UK Treasury publishes report on the review of the securitisation regime

The UK Treasury just released its report on the review of the securitisation regime.

The overall impression is that the UK government is broadly happy with the current regime and is certainly not evincing any wish to tear up the rule book or effect radical changes to the regime inherited from the EU Securitisation Regulation. This report is about tweaking not transforming.

A number of technical issues are broached, some small – but not insignificant – changes are mooted but the report is light on concrete proposals or time frames. On many of the issues where the report does suggest change may be welcome, the report states more work will need to be done before specifics can be considered.

This is the case, for example, on disclosure requirements for private transactions. Changes to the current set-up would be good, but what changes will have to wait for careful consideration.

The report also indicates some ambivalence on the idea of an equivalence regime: in principle favourable but acknowledging it to be tricky in practice.
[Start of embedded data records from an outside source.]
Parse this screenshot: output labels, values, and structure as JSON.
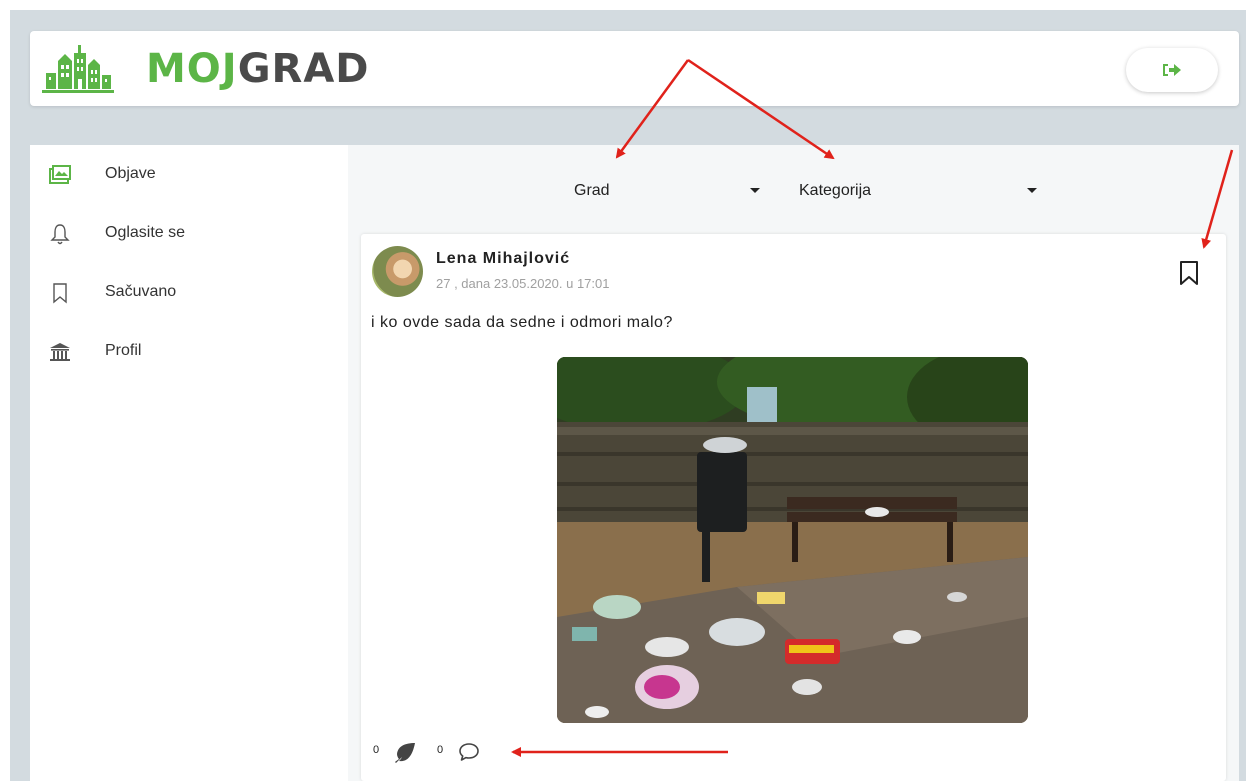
{
  "app": {
    "logo_text_part1": "MOJ",
    "logo_text_part2": "GRAD",
    "logout_icon": "sign-out-icon"
  },
  "colors": {
    "brand_green": "#5cb547",
    "brand_dark": "#4a4a4a",
    "background": "#d3dbe0",
    "annotation_red": "#e0221b"
  },
  "sidebar": {
    "items": [
      {
        "label": "Objave",
        "icon": "posts-icon",
        "active": true
      },
      {
        "label": "Oglasite se",
        "icon": "bell-icon",
        "active": false
      },
      {
        "label": "Sačuvano",
        "icon": "bookmark-icon",
        "active": false
      },
      {
        "label": "Profil",
        "icon": "institution-icon",
        "active": false
      }
    ]
  },
  "filters": {
    "city": {
      "label": "Grad"
    },
    "category": {
      "label": "Kategorija"
    }
  },
  "post": {
    "author": "Lena Mihajlović",
    "meta": "27 , dana 23.05.2020. u 17:01",
    "text": "i ko ovde sada da sedne i odmori malo?",
    "likes": "0",
    "comments": "0",
    "bookmark_icon": "bookmark-icon",
    "like_icon": "leaf-icon",
    "comment_icon": "comment-icon"
  }
}
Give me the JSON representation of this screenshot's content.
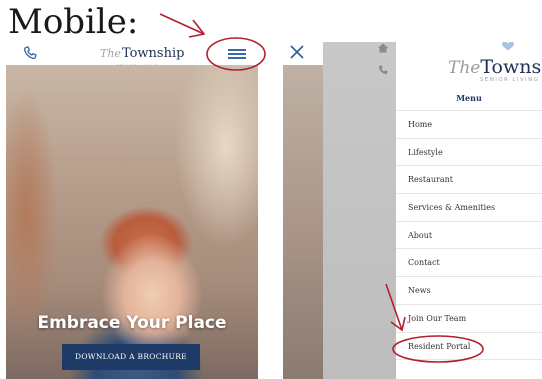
{
  "annotation": {
    "heading": "Mobile:"
  },
  "left_phone": {
    "logo_the": "The",
    "logo_name": "Township",
    "logo_sub": "SENIOR LIVING",
    "hero_title": "Embrace Your Place",
    "brochure_button": "DOWNLOAD A BROCHURE"
  },
  "right_phone": {
    "logo_the": "The",
    "logo_name": "Townsh",
    "logo_sub": "SENIOR LIVING",
    "menu_title": "Menu",
    "menu_items": [
      "Home",
      "Lifestyle",
      "Restaurant",
      "Services & Amenities",
      "About",
      "Contact",
      "News",
      "Join Our Team",
      "Resident Portal"
    ]
  },
  "colors": {
    "annotation_red": "#b3202d",
    "brand_navy": "#1e3a66",
    "icon_blue": "#3a67a8"
  }
}
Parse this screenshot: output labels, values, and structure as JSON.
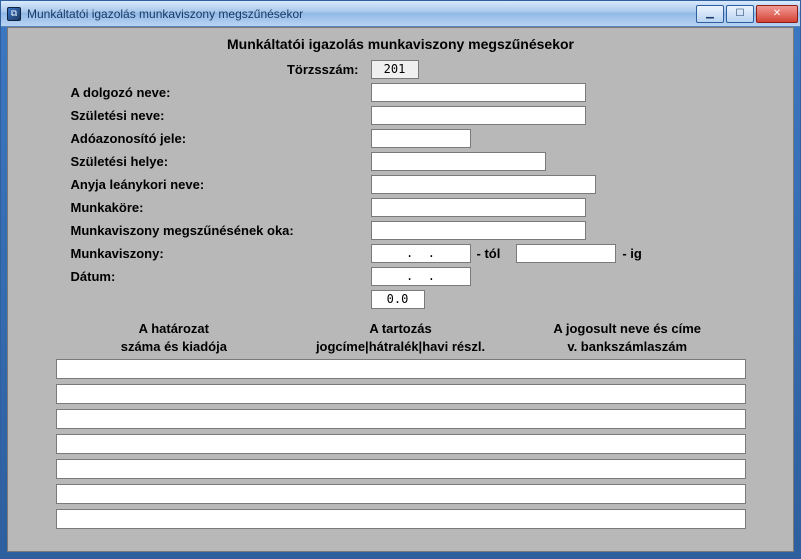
{
  "window": {
    "title": "Munkáltatói igazolás munkaviszony megszűnésekor"
  },
  "page": {
    "title": "Munkáltatói igazolás munkaviszony megszűnésekor"
  },
  "labels": {
    "torzsszam": "Törzsszám:",
    "nev": "A dolgozó neve:",
    "szul_nev": "Születési neve:",
    "ado": "Adóazonosító jele:",
    "szul_hely": "Születési helye:",
    "anyja": "Anyja leánykori neve:",
    "munkakor": "Munkaköre:",
    "ok": "Munkaviszony megszűnésének oka:",
    "mv": "Munkaviszony:",
    "mv_tol": "- tól",
    "mv_ig": "- ig",
    "datum": "Dátum:"
  },
  "values": {
    "torzsszam": "201",
    "nev": "",
    "szul_nev": "",
    "ado": "",
    "szul_hely": "",
    "anyja": "",
    "munkakor": "",
    "ok": "",
    "mv_tol": ".  .",
    "mv_ig": "",
    "datum": ".  .",
    "extra": "0.0"
  },
  "columns": {
    "c1_line1": "A határozat",
    "c1_line2": "száma és kiadója",
    "c2_line1": "A tartozás",
    "c2_line2": "jogcíme|hátralék|havi részl.",
    "c3_line1": "A jogosult neve és címe",
    "c3_line2": "v. bankszámlaszám"
  },
  "lines": [
    "",
    "",
    "",
    "",
    "",
    "",
    ""
  ],
  "icons": {
    "app": "⧉",
    "min": "▁",
    "max": "☐",
    "close": "✕"
  }
}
There is a commitment to set one up…sometime later.

On some topics, HMT tentatively indicates a willingness to consider doing something but with no promises. This is the case on modifying some details of the retention rules, with which it is otherwise generally happy.

Equally, on the proposals for a green securitisation framework and sustainability disclosure, the response can be summarized as “not now, maybe soon, it depends, can we get back to you on that…”.

PCS noted that the report indicated broad satisfaction with the current third-party verification system and acknowledged the added value it provided.

In some parts, the report was more categorical. To no one’s surprise, the report indicated that the current use of special purpose vehicles needed no reform, and especially not along the lines of the creation of special limited purpose banks.

Also, and more unfortunately, on the inclusion of synthetics securitisation in the STS framework, without closing the door entirely, the report made it clear that neither HMT nor the UK regulatory community had any interest in such a development. This looks like a very high mountain to climb if stakeholders wish to see the changes already introduced in the EU apply to British banks. On the capital treatment of securitisations for bank and insurance investors, the tone is also very downbeat.

In conclusion, the report indicates that the British government is willing to tweak regulation onshored from the EU but no more. Whether that is reflective of a broad political decision at the highest levels on the future of the City of London or merely treading water until such a decision is made or even just the reflection of the fact that, as far as HMT is concerned, this particular piece of the financial regulatory machinery does not need to be amended in depth is impossible to tell at this stage.